Studying abroad for a year is more than just visiting a city and seeing all of the tourist parts. It’s about finding a niche, trying to make friends, and attempting a life. However, being here for an extended amount of time with classes, teaching, traveling, and everything else makes it’s easy to get stretched thin and lost in the day-to-day tasks. This can cause me to want to just relax and stay in, but then I feel as if I’m wasting my time here.

To combat this, I get lost.

Madrid is a big city and there are still many parts of it I have yet to discover. My new down time is to go out for a walk with no destination in mind. This is not only a great way to clear my head, but I am able to find hidden gems of the city and practice my Spanish by reading new signs and listening to the people on the streets.

For those worried about me (Mom, this is to you) – don’t worry. I still know about what part of the city I’m in and there are metro stops every few minutes’ walk that will rush me back home if need be.

This is the best way to piece together the city. My sense of direction is getting better and I now know where almost all of the neighborhoods in Madrid are. My favorite neighborhood is Malasaña. It’s a “hip” neighborhood, as some may call it. I found this area one day at the beginning of the semester when looking for a certain bakery. I stumbled upon the street of vintage shops and knew I found my place.

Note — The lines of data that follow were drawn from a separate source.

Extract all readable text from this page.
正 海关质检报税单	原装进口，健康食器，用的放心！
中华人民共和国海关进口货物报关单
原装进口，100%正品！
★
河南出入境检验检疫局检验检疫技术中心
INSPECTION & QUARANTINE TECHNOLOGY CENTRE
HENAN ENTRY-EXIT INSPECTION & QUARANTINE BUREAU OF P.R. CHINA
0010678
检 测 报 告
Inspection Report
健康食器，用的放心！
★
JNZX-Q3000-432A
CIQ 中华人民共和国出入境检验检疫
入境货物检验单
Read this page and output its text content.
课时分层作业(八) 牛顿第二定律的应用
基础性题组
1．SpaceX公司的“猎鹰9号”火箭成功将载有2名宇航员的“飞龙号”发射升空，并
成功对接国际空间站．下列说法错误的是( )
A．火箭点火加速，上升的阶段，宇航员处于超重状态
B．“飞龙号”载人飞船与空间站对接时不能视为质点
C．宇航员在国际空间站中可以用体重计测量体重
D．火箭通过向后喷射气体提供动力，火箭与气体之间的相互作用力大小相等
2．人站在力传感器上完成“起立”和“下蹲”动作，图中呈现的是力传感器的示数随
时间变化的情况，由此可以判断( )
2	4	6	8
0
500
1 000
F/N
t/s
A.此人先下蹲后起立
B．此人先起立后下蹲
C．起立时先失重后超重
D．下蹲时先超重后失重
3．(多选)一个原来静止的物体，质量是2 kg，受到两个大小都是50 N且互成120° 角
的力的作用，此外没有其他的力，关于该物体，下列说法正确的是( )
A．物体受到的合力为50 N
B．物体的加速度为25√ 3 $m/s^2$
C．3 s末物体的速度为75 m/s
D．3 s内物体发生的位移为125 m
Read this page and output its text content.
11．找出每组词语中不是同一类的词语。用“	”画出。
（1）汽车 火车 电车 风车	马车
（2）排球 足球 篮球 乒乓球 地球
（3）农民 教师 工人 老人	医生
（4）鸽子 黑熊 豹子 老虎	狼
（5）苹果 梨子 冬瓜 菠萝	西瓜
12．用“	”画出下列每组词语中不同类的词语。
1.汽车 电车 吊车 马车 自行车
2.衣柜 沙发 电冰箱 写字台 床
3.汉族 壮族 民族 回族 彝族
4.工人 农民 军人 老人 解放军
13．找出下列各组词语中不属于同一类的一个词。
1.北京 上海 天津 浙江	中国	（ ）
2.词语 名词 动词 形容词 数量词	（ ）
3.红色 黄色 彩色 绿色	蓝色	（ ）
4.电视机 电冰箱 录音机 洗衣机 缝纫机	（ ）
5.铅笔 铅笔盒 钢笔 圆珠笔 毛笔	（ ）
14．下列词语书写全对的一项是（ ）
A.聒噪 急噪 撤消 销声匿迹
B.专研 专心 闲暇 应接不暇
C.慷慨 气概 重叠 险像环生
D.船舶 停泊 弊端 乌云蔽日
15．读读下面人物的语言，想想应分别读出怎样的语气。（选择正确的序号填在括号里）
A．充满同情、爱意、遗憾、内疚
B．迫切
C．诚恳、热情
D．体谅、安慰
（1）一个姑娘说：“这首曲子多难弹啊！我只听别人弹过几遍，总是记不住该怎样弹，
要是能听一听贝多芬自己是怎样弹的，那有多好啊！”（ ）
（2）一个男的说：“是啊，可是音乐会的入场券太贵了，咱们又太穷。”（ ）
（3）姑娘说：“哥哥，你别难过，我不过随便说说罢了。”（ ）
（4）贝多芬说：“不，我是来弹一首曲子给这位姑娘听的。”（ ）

A few days ago, a couple of friends and I were a bit lost walking home and again walked into this neighborhood. We found a record shop and comic store that I soon will return to. The first time I stumbled upon this area, I had no idea how close it was to my apartment. Now that I know, I intend to frequent this part of Madrid more often.

I’ve gotten the consensus from most people in my program that they all love to walk out and get lost within the streets of Madrid to find out where they are and the beautiful places around. I quite think that it is one of the best and most fun ways to understand where you live. I encourage everyone to do it at home, when studying abroad, or just when visiting a city.